Как они закончили, так мы молча встали и поплелись к общему лагерю. Ребекка на лицо отличилась близорукой растерянностью, туповатой заторможенностью. Винчесто, напротив, был сильно напряжён, на виске у него вздулась кривая вена, взгляд глубоко в себе. Я наблюдала за ними и за собой как будто издалека. Ну, как бы, а что я сделала? Они не были связаны по рукам, они всё делали не под дулом пистолета. С меня взятки гладки.
У костра запахло едкой гарью, и Винни бросился к котелку, из которого валило чёрным дымом. Ага, мальки. Пламя едва держалось в пределах очерченных знаков. Я даже закашлялась, случайно вдохнув мелкой золы, пышно разлетевшейся от движений демона. Ребекка двумя широкими шагами увела меня из «зоны поражения». Это усилие, похоже, отобрало у неё последние силы, и она пошатнулась, держась за голову и крепко зажмурившись. Я стояла всё так же рядом, скрестив руки на груди, и нервно переминалась с ноги на ногу. Винчесто засыпал горящие угли землёй, а смахнув со лба испаринку, перепачкался сажей.
Как-то всё бестолково. Как порнушка после достигнутого оргазма. Меня замутило, горячая слюна заполнила рот, но спазма так и не случилось. Их грязная возня на секунду возникла перед моим внутренним взором, но я стряхнула картинку, помотав головой. Отвратительно. Их тела походили на свиные тушки, вывешенные на крюке в мясном цеху. Или общипанные грудки куриц-бройлеров. А я тогда кто? Мясник?
Бормотание.
— Что, извини? — я спросила.
— Это бред, — сказала Ребекка, кажется, на грани осмысления, будто говорила мимо воли и ума.
Винчесто бросил на нас лихорадочный взгляд, глаза его, чёрные, неразличающие зрачок и радужку, не горели привычным пламенем. Тьма всегда явственнее, если до того горел огонь.

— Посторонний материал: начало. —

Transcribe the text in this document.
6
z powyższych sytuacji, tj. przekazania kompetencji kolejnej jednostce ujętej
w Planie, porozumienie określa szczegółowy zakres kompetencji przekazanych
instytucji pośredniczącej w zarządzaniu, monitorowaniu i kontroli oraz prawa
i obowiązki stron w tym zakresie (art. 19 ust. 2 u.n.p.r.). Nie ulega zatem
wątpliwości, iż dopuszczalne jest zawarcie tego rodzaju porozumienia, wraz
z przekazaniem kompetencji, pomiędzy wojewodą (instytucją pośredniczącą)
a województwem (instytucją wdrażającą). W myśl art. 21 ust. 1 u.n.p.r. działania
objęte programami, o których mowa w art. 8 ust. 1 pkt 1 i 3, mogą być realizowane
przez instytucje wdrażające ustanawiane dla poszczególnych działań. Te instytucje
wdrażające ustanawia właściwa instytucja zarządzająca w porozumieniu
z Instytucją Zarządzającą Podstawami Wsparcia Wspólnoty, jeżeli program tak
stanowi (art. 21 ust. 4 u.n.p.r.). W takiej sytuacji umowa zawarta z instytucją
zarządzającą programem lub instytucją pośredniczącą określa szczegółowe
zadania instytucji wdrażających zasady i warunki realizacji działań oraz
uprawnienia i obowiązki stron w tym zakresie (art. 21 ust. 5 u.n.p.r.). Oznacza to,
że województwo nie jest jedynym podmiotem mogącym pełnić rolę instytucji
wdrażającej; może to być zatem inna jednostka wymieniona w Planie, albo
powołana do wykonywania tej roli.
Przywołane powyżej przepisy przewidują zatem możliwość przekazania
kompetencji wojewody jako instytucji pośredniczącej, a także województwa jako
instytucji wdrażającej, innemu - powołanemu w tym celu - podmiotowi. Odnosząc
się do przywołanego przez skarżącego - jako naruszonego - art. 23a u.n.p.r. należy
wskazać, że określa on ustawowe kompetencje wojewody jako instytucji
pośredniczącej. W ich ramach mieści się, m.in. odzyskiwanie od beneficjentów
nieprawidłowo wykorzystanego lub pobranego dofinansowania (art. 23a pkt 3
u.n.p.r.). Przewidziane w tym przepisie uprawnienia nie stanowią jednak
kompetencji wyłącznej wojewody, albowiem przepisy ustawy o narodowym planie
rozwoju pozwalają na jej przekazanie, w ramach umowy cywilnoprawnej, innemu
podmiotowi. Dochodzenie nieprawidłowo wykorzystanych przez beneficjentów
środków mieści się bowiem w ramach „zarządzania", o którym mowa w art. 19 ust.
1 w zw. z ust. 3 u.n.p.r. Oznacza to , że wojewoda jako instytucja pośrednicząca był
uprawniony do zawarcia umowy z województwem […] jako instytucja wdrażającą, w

— Что именно бред? — я хмыкнула, злясь. — Ой ли. Да ладно? Тоже мне… У тебя же был когда-то ребёнок, а значит ты трахалась сексом на земле, да?
Был когда-то ребёнок. Мороз по коже. Я дёрнула плечами и продолжила:
— Этот недотройничок… В следующий раз получится лучше.
— Ты думаешь, это случится снова? — уже более осознанно, но всё ещё максимально отстраненно спросила Ребекка.
— Нет, — Винчесто покачал головой.
— Конечно, повторится — я закивала.
Они переглянулись. Я не могла не заметить их немого общения.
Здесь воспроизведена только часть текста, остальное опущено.